An emission scenario is an internally consistent description of a plausible future evolution of greenhouse gas and aerosol emissions, and a climate projection is the modeled response of the climate system to a chosen scenario, expressed with its associated uncertainty.

Scope

This topic covers the scenarios that describe possible future emissions and the climate projections that result from running models under them. It treats the Shared Socioeconomic Pathways and Representative Concentration Pathways, how socioeconomic storylines are translated into emissions and concentrations, the resulting projections of temperature, precipitation, and sea level, and the partition of projection uncertainty among scenario choice, model differences, and internal variability.

Core questions

  • How are socioeconomic storylines translated into emission scenarios?
  • What range of future warming do the scenarios produce?
  • How is projection uncertainty divided among scenario, model, and variability?
  • How should projections be interpreted given that scenarios are not predictions?

Key theories

Scenario framework
Future emissions are explored through a set of plausible pathways rather than predicted, so projections are conditional on the chosen scenario and span the range of human choices.
Sources of projection uncertainty
The spread in projections arises from scenario choice, differences among models, and internal variability, with their relative importance depending on the timescale and variable.

Mechanisms

Integrated assessment models translate socioeconomic storylines into trajectories of emissions and land use, which are converted to greenhouse gas and aerosol concentrations and used as forcing for climate models.
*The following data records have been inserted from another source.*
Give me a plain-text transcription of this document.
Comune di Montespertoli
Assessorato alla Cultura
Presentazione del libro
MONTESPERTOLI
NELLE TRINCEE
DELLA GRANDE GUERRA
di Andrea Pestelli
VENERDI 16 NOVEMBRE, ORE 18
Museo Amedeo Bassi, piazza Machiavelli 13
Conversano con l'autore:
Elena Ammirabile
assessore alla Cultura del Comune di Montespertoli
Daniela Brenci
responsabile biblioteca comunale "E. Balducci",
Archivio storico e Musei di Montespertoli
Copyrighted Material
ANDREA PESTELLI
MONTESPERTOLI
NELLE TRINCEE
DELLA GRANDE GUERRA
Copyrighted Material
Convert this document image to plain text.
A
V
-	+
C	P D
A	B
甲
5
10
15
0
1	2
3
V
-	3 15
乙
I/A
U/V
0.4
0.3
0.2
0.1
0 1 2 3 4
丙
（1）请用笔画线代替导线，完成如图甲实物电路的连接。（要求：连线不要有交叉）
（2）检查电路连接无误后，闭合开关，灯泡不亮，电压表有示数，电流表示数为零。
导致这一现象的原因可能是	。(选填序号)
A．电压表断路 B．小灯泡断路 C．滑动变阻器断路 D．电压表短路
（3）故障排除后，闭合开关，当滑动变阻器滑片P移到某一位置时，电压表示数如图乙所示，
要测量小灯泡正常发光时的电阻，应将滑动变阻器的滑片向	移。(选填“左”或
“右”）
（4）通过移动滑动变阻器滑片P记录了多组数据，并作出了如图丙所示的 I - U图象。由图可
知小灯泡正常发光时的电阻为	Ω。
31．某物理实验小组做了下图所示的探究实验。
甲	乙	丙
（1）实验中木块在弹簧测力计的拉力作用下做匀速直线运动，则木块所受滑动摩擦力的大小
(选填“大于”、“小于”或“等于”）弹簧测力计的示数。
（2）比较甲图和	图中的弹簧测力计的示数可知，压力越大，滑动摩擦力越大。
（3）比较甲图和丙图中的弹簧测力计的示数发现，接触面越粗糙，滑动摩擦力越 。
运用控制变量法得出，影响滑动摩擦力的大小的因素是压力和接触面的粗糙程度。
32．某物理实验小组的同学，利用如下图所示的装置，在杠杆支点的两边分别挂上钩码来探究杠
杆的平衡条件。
Running many models under each scenario yields projections whose spread reflects scenario differences, structural model differences, and internal variability; near-term projections are dominated by variability and model spread, while late-century projections are dominated by scenario choice.

Clinical relevance

Scenarios and projections provide the quantified range of possible futures that governments and planners use to set emission targets, design adaptation measures, and assess climate risk under different policy choices.

Evidence & guidelines

The IPCC Sixth Assessment Report uses a core set of Shared Socioeconomic Pathway scenarios to project global warming from roughly 1.5 degrees Celsius under deep mitigation to over 4 degrees Celsius under very high emissions by the end of the century.

History

Scenario development progressed from the SRES scenarios of around 2000 to the Representative Concentration Pathways of the fifth assessment and then to the Shared Socioeconomic Pathways, which pair concentration pathways with explicit socioeconomic narratives in the most recent assessment.

Debates

Plausibility and use of high-emission scenarios
Whether the highest-emission pathways remain plausible as a baseline, and how scenarios should be communicated to avoid being mistaken for predictions, is actively debated.

Key figures

  • Brian O'Neill
  • Keywan Riahi
  • Detlef van Vuuren
  • Nebojsa Nakicenovic

Related topics

Seminal works

  • oneill2016
  • ipccar6wg1

Frequently asked questions

Are climate projections predictions?
No; they are conditional on a chosen emission scenario, so they show what would happen given particular human choices rather than forecasting which future will occur.
What are the SSP scenarios?
The Shared Socioeconomic Pathways are storylines of future society, paired with emission levels, used to explore a range of plausible climate futures from strong mitigation to high emissions.